En revanche, la politique arabe à l’égard de la crise en cours a été caractérisée par ce qui suit :
Aucun pays arabe n’a osé entreprendre d’action militaire (ni lancer d’attaques, ni autoriser les volontaires ou la contrebande d’armes), ni prendre de mesures économiques (au lieu de cela, le commerce avec Israël a augmenté avec la plupart des pays de normalisation). Le rôle officiel arabe s’est limité à des « déclarations de condamnation, de regret et de dénonciation », principalement caractérisées par un « symbolisme diplomatique » ou une « diplomatie de défense civile » en fournissant une aide médicale qui ne correspond pas à l’ampleur des pertes et des destructions, selon toutes les organisations gouvernementales et non gouvernementales internationales. Sur le plan politique, les actions derrière le « voile » révèlent un désir d’éliminer la résistance palestinienne et de rétablir la coordination sécuritaire à Gaza, comme l’indiquent les discours et les activités de ses dirigeants.

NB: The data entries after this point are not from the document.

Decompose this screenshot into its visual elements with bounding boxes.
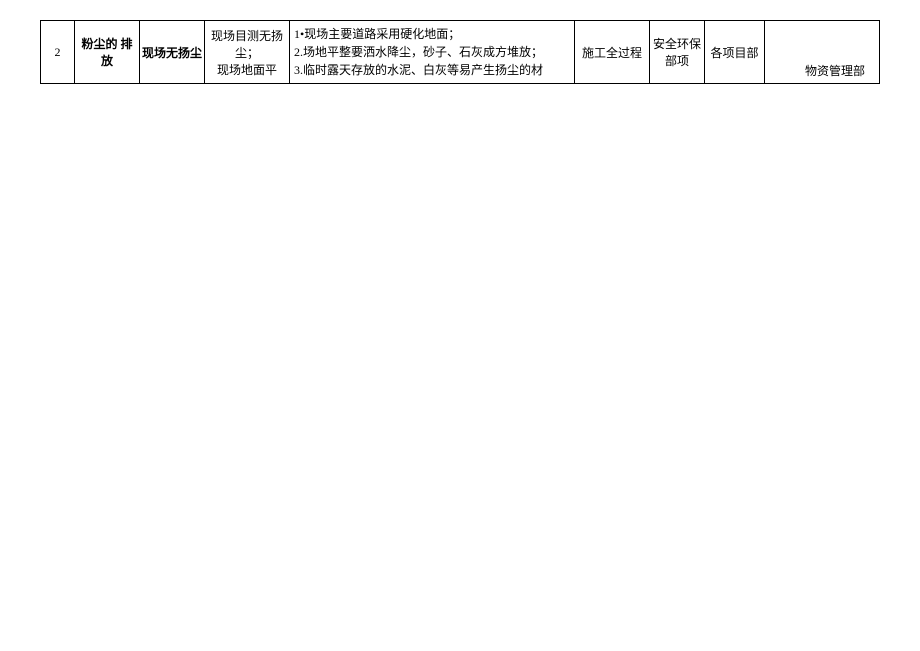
phase-text: 施工全过程 xyxy=(582,46,642,60)
item-text: 粉尘的 排放 xyxy=(81,37,132,68)
measure-line-3: 3.临时露天存放的水泥、白灰等易产生扬尘的材 xyxy=(294,61,572,79)
mgmt-text: 物资管理部 xyxy=(767,62,877,79)
item-cell: 粉尘的 排放 xyxy=(75,21,140,84)
measures-cell: 1•现场主要道路采用硬化地面； 2.场地平整要洒水降尘，砂子、石灰成方堆放； 3… xyxy=(290,21,575,84)
phase-cell: 施工全过程 xyxy=(575,21,650,84)
dept-cell: 安全环保部项 xyxy=(650,21,705,84)
measure-line-2: 2.场地平整要洒水降尘，砂子、石灰成方堆放； xyxy=(294,43,572,61)
measure-line-1: 1•现场主要道路采用硬化地面； xyxy=(294,25,572,43)
mgmt-cell: 物资管理部 xyxy=(765,21,880,84)
method-text: 现场目测无扬尘； 现场地面平 xyxy=(211,29,283,77)
table-row: 2 粉尘的 排放 现场无扬尘 现场目测无扬尘； 现场地面平 1•现场主要道路采用… xyxy=(41,21,880,84)
goal-cell: 现场无扬尘 xyxy=(140,21,205,84)
dept-text: 安全环保部项 xyxy=(653,37,701,68)
row-number: 2 xyxy=(55,45,61,59)
proj-cell: 各项目部 xyxy=(705,21,765,84)
row-number-cell: 2 xyxy=(41,21,75,84)
goal-text: 现场无扬尘 xyxy=(142,46,202,60)
method-cell: 现场目测无扬尘； 现场地面平 xyxy=(205,21,290,84)
proj-text: 各项目部 xyxy=(710,46,758,60)
management-table: 2 粉尘的 排放 现场无扬尘 现场目测无扬尘； 现场地面平 1•现场主要道路采用… xyxy=(40,20,880,84)
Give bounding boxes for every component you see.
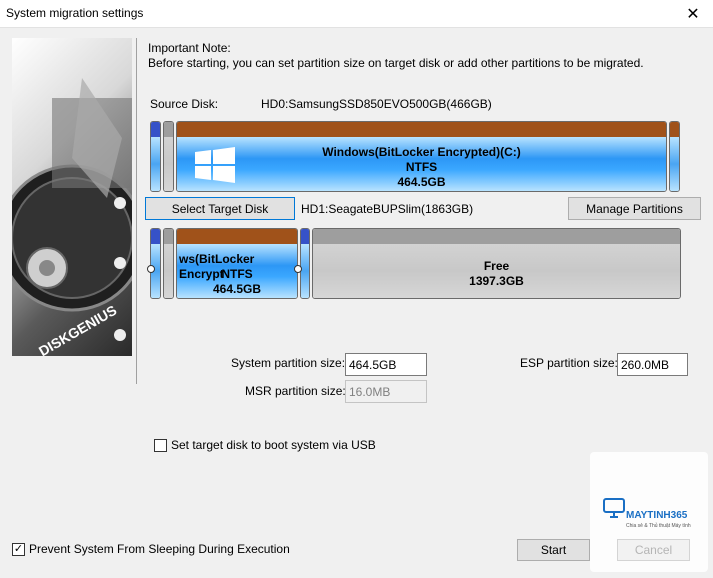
manage-partitions-button[interactable]: Manage Partitions [568,197,701,220]
resize-handle-left-icon[interactable] [147,265,155,273]
source-partition-fs: NTFS [405,160,438,174]
usb-boot-checkbox[interactable] [154,439,167,452]
select-target-disk-button[interactable]: Select Target Disk [145,197,295,220]
note-body: Before starting, you can set partition s… [148,56,644,70]
source-partition-size: 464.5GB [397,175,446,189]
free-space-name: Free [483,259,510,273]
window-title: System migration settings [6,6,144,20]
hard-disk-illustration: DISKGENIUS [12,78,132,356]
start-button[interactable]: Start [517,539,590,561]
free-space-size: 1397.3GB [469,274,524,288]
esp-partition-size-label: ESP partition size: [520,356,618,370]
source-disk-name: HD0:SamsungSSD850EVO500GB(466GB) [261,97,492,111]
resize-handle-right-icon[interactable] [294,265,302,273]
note-heading: Important Note: [148,41,231,55]
diskgenius-sidebar-image: DISKGENIUS [12,38,132,356]
target-esp-partition[interactable] [150,228,161,299]
source-recovery-partition[interactable] [669,121,680,192]
target-recovery-partition[interactable] [300,228,310,299]
target-partition-size: 464.5GB [212,282,262,296]
system-partition-size-label: System partition size: [231,356,346,370]
cancel-button[interactable]: Cancel [617,539,690,561]
source-partition-name: Windows(BitLocker Encrypted)(C:) [322,145,521,159]
source-msr-partition[interactable] [163,121,174,192]
checkmark-icon: ✓ [13,543,24,555]
prevent-sleep-checkbox[interactable]: ✓ [12,543,25,556]
target-free-space[interactable]: Free 1397.3GB [312,228,681,299]
system-partition-size-input[interactable] [345,353,427,376]
esp-partition-size-input[interactable] [617,353,688,376]
source-system-partition[interactable]: Windows(BitLocker Encrypted)(C:) NTFS 46… [176,121,667,192]
watermark-overlay: MAYTINH365 Chia sẻ & Thủ thuật Máy tính … [590,452,708,572]
source-disk-map: Windows(BitLocker Encrypted)(C:) NTFS 46… [150,121,680,192]
usb-boot-label: Set target disk to boot system via USB [171,438,376,452]
source-esp-partition[interactable] [150,121,161,192]
watermark-brand: MAYTINH365 [626,510,688,521]
target-partition-fs: NTFS [221,267,253,281]
sidebar-divider [136,38,137,384]
msr-partition-size-label: MSR partition size: [245,384,346,398]
source-disk-label: Source Disk: [150,97,219,111]
prevent-sleep-label: Prevent System From Sleeping During Exec… [29,542,290,556]
target-disk-map: ws(BitLocker Encrypt NTFS 464.5GB Free 1… [147,228,681,299]
monitor-logo-icon [603,498,625,518]
title-bar: System migration settings ✕ [0,0,713,28]
target-system-partition[interactable]: ws(BitLocker Encrypt NTFS 464.5GB [176,228,298,299]
close-icon: ✕ [686,6,700,23]
target-disk-name: HD1:SeagateBUPSlim(1863GB) [301,202,474,216]
close-button[interactable]: ✕ [673,0,713,28]
msr-partition-size-input [345,380,427,403]
watermark-tagline: Chia sẻ & Thủ thuật Máy tính [626,523,691,529]
target-msr-partition[interactable] [163,228,174,299]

La réponse arabe efficace s’est limitée aux partis de l’Axe de la Résistance. Cette réponse a infligé des pertes israéliennes (près de 18 000 morts et blessés, civils et militaires) et des pertes économiques approchant les 70 milliards de dollars à la date d’hier. Il y a également eu une quasi-paralysie de son commerce maritime, un épuisement des ressources touristiques, un ralentissement significatif de la migration entrante et une augmentation rapide de la migration sortante. Sur les fronts diplomatique et médiatique, la position d’Israël se détériore indéniablement. Certaines études estiment que la fragmentation sociale, les conflits politiques et les niveaux d’instabilité sont actuellement les plus élevés en Israël depuis la création de l’entité sioniste.

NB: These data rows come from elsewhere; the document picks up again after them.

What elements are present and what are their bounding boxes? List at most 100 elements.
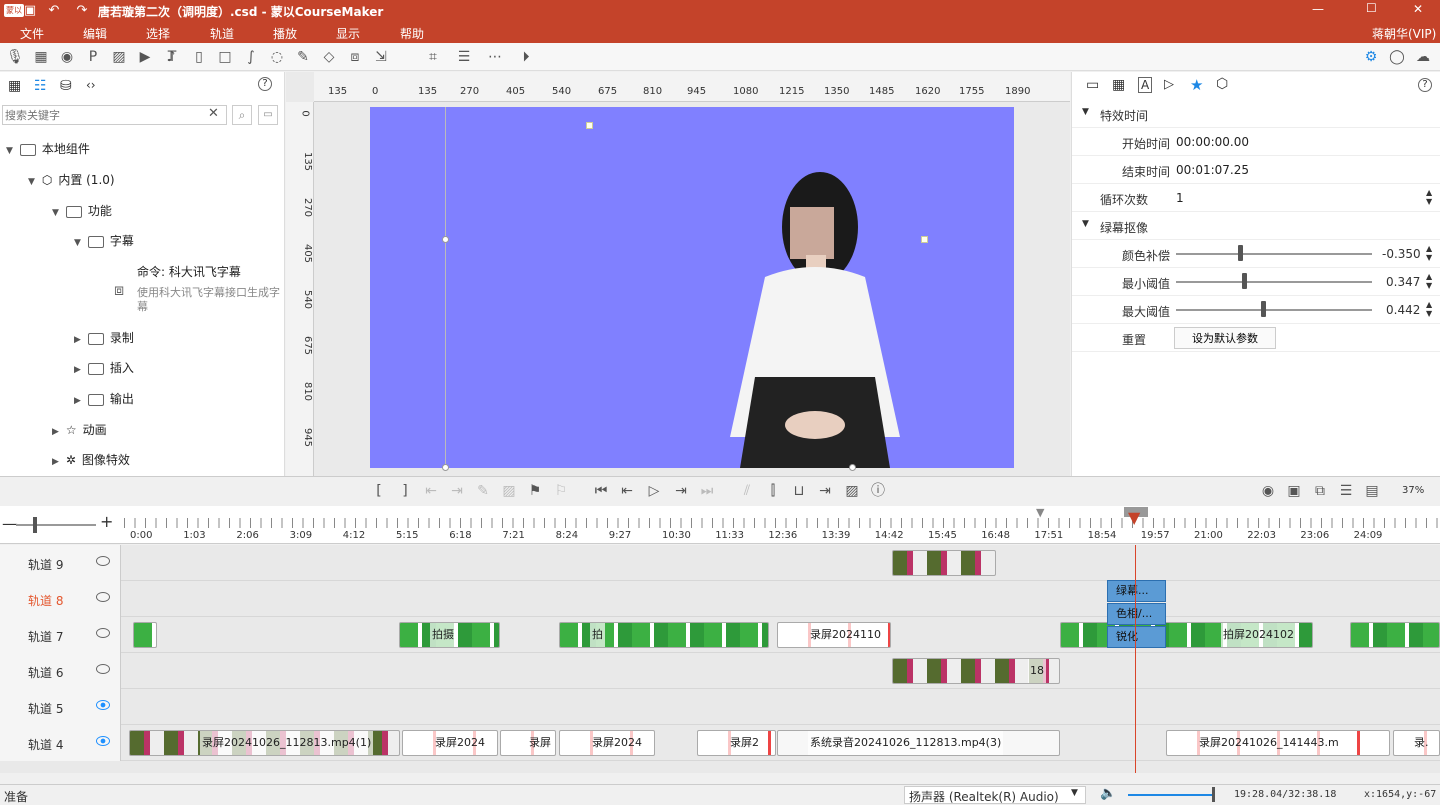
- sliders-icon[interactable]: ☰: [455, 48, 473, 66]
- rect-icon[interactable]: □: [216, 48, 234, 66]
- timeline-clip[interactable]: 录屏2024110: [777, 622, 891, 648]
- spinner-icon[interactable]: ▲ ▼: [1426, 300, 1432, 318]
- go-start-icon[interactable]: ⏮: [592, 482, 610, 500]
- section-effect-time[interactable]: ▼ 特效时间: [1072, 100, 1440, 128]
- timeline-clip[interactable]: [892, 550, 996, 576]
- tree-function[interactable]: ▼ 功能: [52, 201, 112, 221]
- mark-in-icon[interactable]: [: [370, 482, 388, 500]
- timeline-clip[interactable]: 拍屏2024102: [1060, 622, 1313, 648]
- marker-icon[interactable]: ▼: [1036, 506, 1044, 519]
- box-icon[interactable]: ⬡: [1216, 76, 1228, 92]
- align-icon[interactable]: ☰: [1337, 482, 1355, 500]
- gear-icon[interactable]: ⚙: [1362, 48, 1380, 66]
- track-header[interactable]: 轨道 6: [0, 653, 121, 689]
- spinner-icon[interactable]: ▲ ▼: [1426, 188, 1432, 206]
- redo-icon[interactable]: ↷: [74, 3, 90, 19]
- save-icon[interactable]: ▣: [22, 3, 38, 19]
- zoom-in-button[interactable]: +: [100, 512, 113, 531]
- menu-edit[interactable]: 编辑: [83, 25, 107, 42]
- reset-default-button[interactable]: 设为默认参数: [1174, 327, 1276, 349]
- eye-icon[interactable]: [96, 592, 110, 602]
- transform-handle[interactable]: [849, 464, 856, 471]
- track-header[interactable]: 轨道 8: [0, 581, 121, 617]
- max-threshold-thumb[interactable]: [1260, 301, 1266, 317]
- timeline-clip[interactable]: 录屏2: [697, 730, 776, 756]
- tree-insert[interactable]: ▶ 插入: [74, 358, 134, 378]
- eraser-icon[interactable]: ◇: [320, 48, 338, 66]
- maximize-button[interactable]: ☐: [1366, 1, 1377, 15]
- menu-play[interactable]: 播放: [273, 25, 297, 42]
- chat-icon[interactable]: ◯: [1388, 48, 1406, 66]
- database-icon[interactable]: ⛁: [60, 78, 72, 94]
- command-title[interactable]: 命令: 科大讯飞字幕: [137, 262, 241, 282]
- effect-star-icon[interactable]: ★: [1190, 76, 1203, 94]
- max-threshold-slider[interactable]: [1176, 309, 1372, 311]
- doc-icon[interactable]: ▯: [190, 48, 208, 66]
- text-icon[interactable]: T: [163, 48, 181, 66]
- flag-off-icon[interactable]: ⚐: [552, 482, 570, 500]
- eye-icon[interactable]: [96, 736, 110, 746]
- menu-track[interactable]: 轨道: [210, 25, 234, 42]
- timeline-clip[interactable]: 拍: [559, 622, 769, 648]
- tree-root[interactable]: ▼ 本地组件: [6, 139, 90, 159]
- timeline-clip[interactable]: 18: [892, 658, 1060, 684]
- zoom-slider-thumb[interactable]: [33, 517, 37, 533]
- screen-record-icon[interactable]: ▦: [32, 48, 50, 66]
- grid-icon[interactable]: ▦: [1112, 77, 1125, 93]
- trim-icon[interactable]: ⊔: [790, 482, 808, 500]
- color-comp-slider[interactable]: [1176, 253, 1372, 255]
- min-threshold-slider[interactable]: [1176, 281, 1372, 283]
- tree-subtitle[interactable]: ▼ 字幕: [74, 231, 134, 251]
- crop-icon[interactable]: ⌗: [424, 48, 442, 66]
- flag-icon[interactable]: ⚑: [526, 482, 544, 500]
- media-icon[interactable]: ▷: [1164, 77, 1174, 92]
- loop-value[interactable]: 1: [1176, 191, 1184, 205]
- clear-search-icon[interactable]: ✕: [208, 106, 219, 121]
- camera-icon[interactable]: ◉: [58, 48, 76, 66]
- extend-icon[interactable]: ⇥: [816, 482, 834, 500]
- timeline-clip[interactable]: 录屏2024: [559, 730, 655, 756]
- layers-icon[interactable]: ⧉: [1311, 482, 1329, 500]
- tree-effects[interactable]: ▶ ✲ 图像特效: [52, 450, 130, 470]
- track-header[interactable]: 轨道 7: [0, 617, 121, 653]
- video-icon[interactable]: ▶: [136, 48, 154, 66]
- menu-help[interactable]: 帮助: [400, 25, 424, 42]
- transform-handle[interactable]: [586, 122, 593, 129]
- transform-handle[interactable]: [442, 464, 449, 471]
- speaker-icon[interactable]: 🔈: [1100, 786, 1116, 801]
- cut-icon[interactable]: ⫿: [764, 482, 782, 500]
- tree-builtin[interactable]: ▼ ⬡ 内置 (1.0): [28, 170, 115, 190]
- go-out-icon[interactable]: ⇥: [448, 482, 466, 500]
- play-circle-icon[interactable]: ⏵: [517, 48, 535, 66]
- zoom-slider-track[interactable]: [16, 524, 96, 526]
- timeline-clip[interactable]: 录屏2024: [402, 730, 498, 756]
- mark-out-icon[interactable]: ]: [396, 482, 414, 500]
- effect-block-chroma[interactable]: 绿幕...: [1107, 580, 1166, 602]
- close-button[interactable]: ✕: [1413, 2, 1423, 16]
- eye-icon[interactable]: [96, 700, 110, 710]
- timeline-clip[interactable]: 录屏20241026_141443.m: [1166, 730, 1390, 756]
- undo-icon[interactable]: ↶: [46, 3, 62, 19]
- tree-animation[interactable]: ▶ ☆ 动画: [52, 420, 107, 440]
- image-icon[interactable]: ▨: [110, 48, 128, 66]
- grid-view-icon[interactable]: ▦: [8, 78, 21, 94]
- eye-icon[interactable]: [96, 628, 110, 638]
- split-icon[interactable]: ⫽: [738, 482, 756, 500]
- min-threshold-thumb[interactable]: [1242, 273, 1247, 289]
- go-in-icon[interactable]: ⇤: [422, 482, 440, 500]
- edit-icon[interactable]: ✎: [474, 482, 492, 500]
- track-header[interactable]: 轨道 9: [0, 545, 121, 581]
- help-icon[interactable]: ?: [1418, 78, 1432, 92]
- tree-record[interactable]: ▶ 录制: [74, 328, 134, 348]
- eye-icon[interactable]: [96, 664, 110, 674]
- picture-icon[interactable]: ▣: [1285, 482, 1303, 500]
- user-name[interactable]: 蒋朝华(VIP): [1372, 25, 1436, 42]
- play-icon[interactable]: ▷: [645, 482, 663, 500]
- transform-handle[interactable]: [921, 236, 928, 243]
- text-box-icon[interactable]: A: [1138, 77, 1153, 93]
- help-circle-icon[interactable]: ⓘ: [869, 482, 887, 500]
- frame-icon[interactable]: ⧈: [346, 48, 364, 66]
- audio-device-select[interactable]: 扬声器 (Realtek(R) Audio) ▼: [904, 786, 1086, 804]
- video-stage[interactable]: [370, 107, 1014, 468]
- end-time-value[interactable]: 00:01:07.25: [1176, 163, 1249, 177]
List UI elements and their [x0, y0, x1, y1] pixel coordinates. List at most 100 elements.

Imaginez si quelqu’un promettant de construire une structure sur le mont du Temple était un ministre d’un pays défavorisé par les États-Unis, ou si l’attaque contre Gaza venait d’une nation en désaccord avec les États-Unis. Dans de tels cas, vous verriez des appels au djihad, l’ouverture de centres de bénévolat et la création de fonds de soutien. N’est-ce pas ce qui s’est passé en Afghanistan ? Par conséquent, pour comprendre les politiques arabes, vous devez suivre les traces des pas américains. Les régimes arabes ont une vaste expérience du « traçage des empreintes de pas » ou du « suivi ». En suivant la piste américaine, vous trouverez des dirigeants arabes qui vous attendent au bout du chemin. La raison principale est que les intérêts du régime priment sur ceux de l’État, de la société et même de toute la région.
La guerre de Gaza a mis en évidence que les pays arabes s’apparentent à des « fiefs » ou à des enclaves, caractérisés par la haine, les manœuvres politiques et l’élitisme malsain. Ils ne sont ni alignés sur l’héritage historique, ni équipés pour relever les défis de la réalité actuelle, et ils ne se soucient pas de l’avenir. Les dormants n’ont pas de temps, et les impuissants ne portent pas de fruit.